What Would Invalidate
- VIX at 15.57 sits deep in calm; a snap back above ~18 re-arms the vol gate and tilts the read toward caution.
- Breadth at 62.7% is broad; participation slipping under 50% flips the regime faster than any single macro print.
- HY at 2.67% just tightened again; a sharp reversal wider strips out the cleanest confirm and drags the read toward NEUTRAL.

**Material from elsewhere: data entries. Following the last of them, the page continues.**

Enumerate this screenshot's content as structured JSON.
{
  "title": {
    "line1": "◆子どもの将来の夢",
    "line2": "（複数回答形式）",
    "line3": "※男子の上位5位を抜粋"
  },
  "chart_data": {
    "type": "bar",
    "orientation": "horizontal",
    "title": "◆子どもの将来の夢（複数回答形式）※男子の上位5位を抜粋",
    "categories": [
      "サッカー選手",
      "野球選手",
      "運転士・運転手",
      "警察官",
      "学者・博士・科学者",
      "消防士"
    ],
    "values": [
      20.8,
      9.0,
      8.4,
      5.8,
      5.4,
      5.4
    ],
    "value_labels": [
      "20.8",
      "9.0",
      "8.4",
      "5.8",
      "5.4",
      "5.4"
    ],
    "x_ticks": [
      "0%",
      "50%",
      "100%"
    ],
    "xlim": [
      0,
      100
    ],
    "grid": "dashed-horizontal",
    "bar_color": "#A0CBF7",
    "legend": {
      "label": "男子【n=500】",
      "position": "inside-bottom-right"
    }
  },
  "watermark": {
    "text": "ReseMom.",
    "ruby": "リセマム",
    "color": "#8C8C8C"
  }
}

- The real 10Y at 2.30% rose this week; a continued climb hits the longest-duration narratives first, breakeven steady or not.
Forward Catalysts
- Next CPI against a 2.25% breakeven: a hot print extends the real-rate move that already drove this week's back-up and pressures duration.
- Labor: claims at 215K (−1K WoW, as of 2026-06-27) stays firm; the test is whether the 159.0M payroll trend and 4.2% unemployment hold into the next release.
- The HY path from 2.67%: whether this fresh tightening sticks or unwinds is the quickest route to re-rating credit.
- Fed path against a 3.63% funds rate, with the curve at 0.36% and both ends higher on the week as the market keeps pricing cuts not yet delivered.
Status
RISK-ON since 2026-06-05; consecutive print #18 (n=18) on the public ledger, continuation of the 2026-07-07 read. Research only no positions, sizes, entries, stops, or P&L.